- Directed by: Marion Gering
- Screenplay by: J.P. McEvoy William Slavens McNutt
- Based on: a novel by Roy Flanagan]
- Produced by: Albert Lewis (producer) Emanuel Cohen (executive producer)
- Starring: Richard Arlen Ida Lupino Marjorie Rambeau
- Cinematography: Leon Shamroy
- Edited by: Eda Warren
- Music by: John Leipold Heinz Roemheld and Tom Satterfield (all uncredited)
- Production company: Paramount Pictures
- Distributed by: Paramount Pictures
- Release date: November 30, 1934 (Los Angeles);
- Running time: 62 minutes
- Country: United States
- Language: English

= Ready for Love (film) =

1934 film by Marion Gering

Ready for Love is a 1934 American romantic comedy film directed by Marion Gering and presented by Adolph Zukor for Paramount Pictures. It stars Richard Arlen, Ida Lupino, and Marjorie Rambeau. It is inspired by the play The Whipping by Eulalie Spence, based on the 1930 novel The Whipping by Roy Flanagan. The film is about school runaway Marigold Tate (Ida Lupino) who "journeys to her retired aunt's home where she soon faces small-town bigotry", and falls in love with handsome newspaper editor Julian Barrow (Richard Arlen).
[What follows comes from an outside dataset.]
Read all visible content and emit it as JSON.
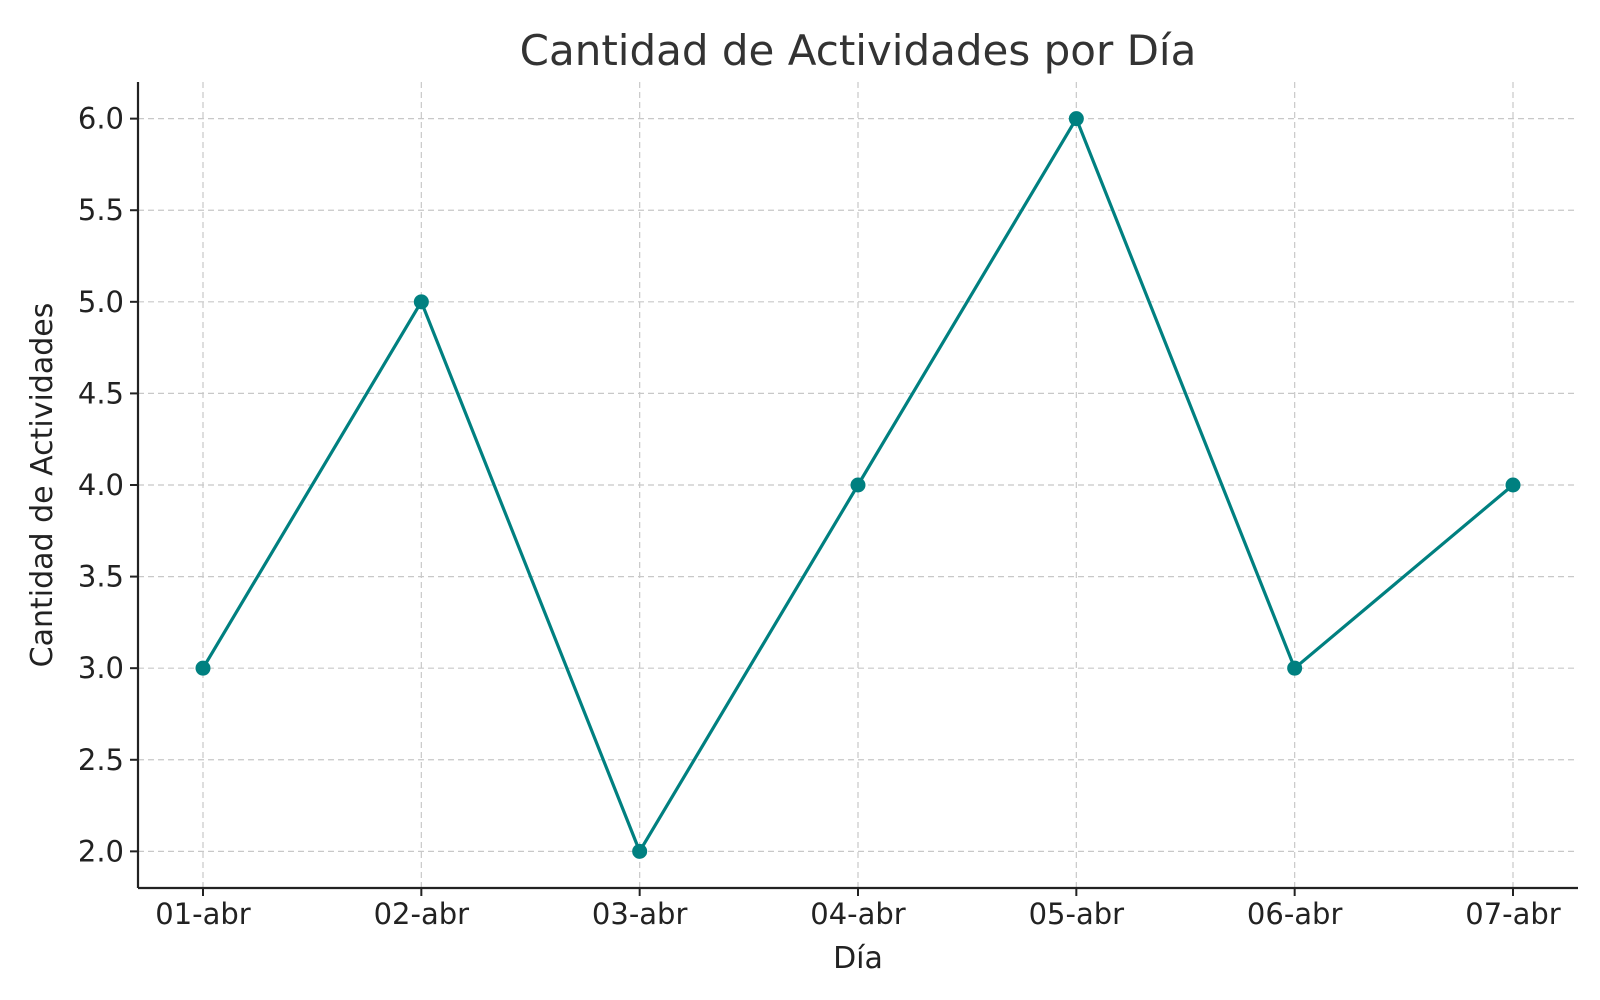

The film marks the first appearance of Terry, the Cairn Terrier who would go on to appear as Toto in The Wizard of Oz (1939).

==Production==
Actress Ida Lupino was stricken with polio soon after filming commenced and was concerned during production that she might have to spend the rest of her life in a wheelchair.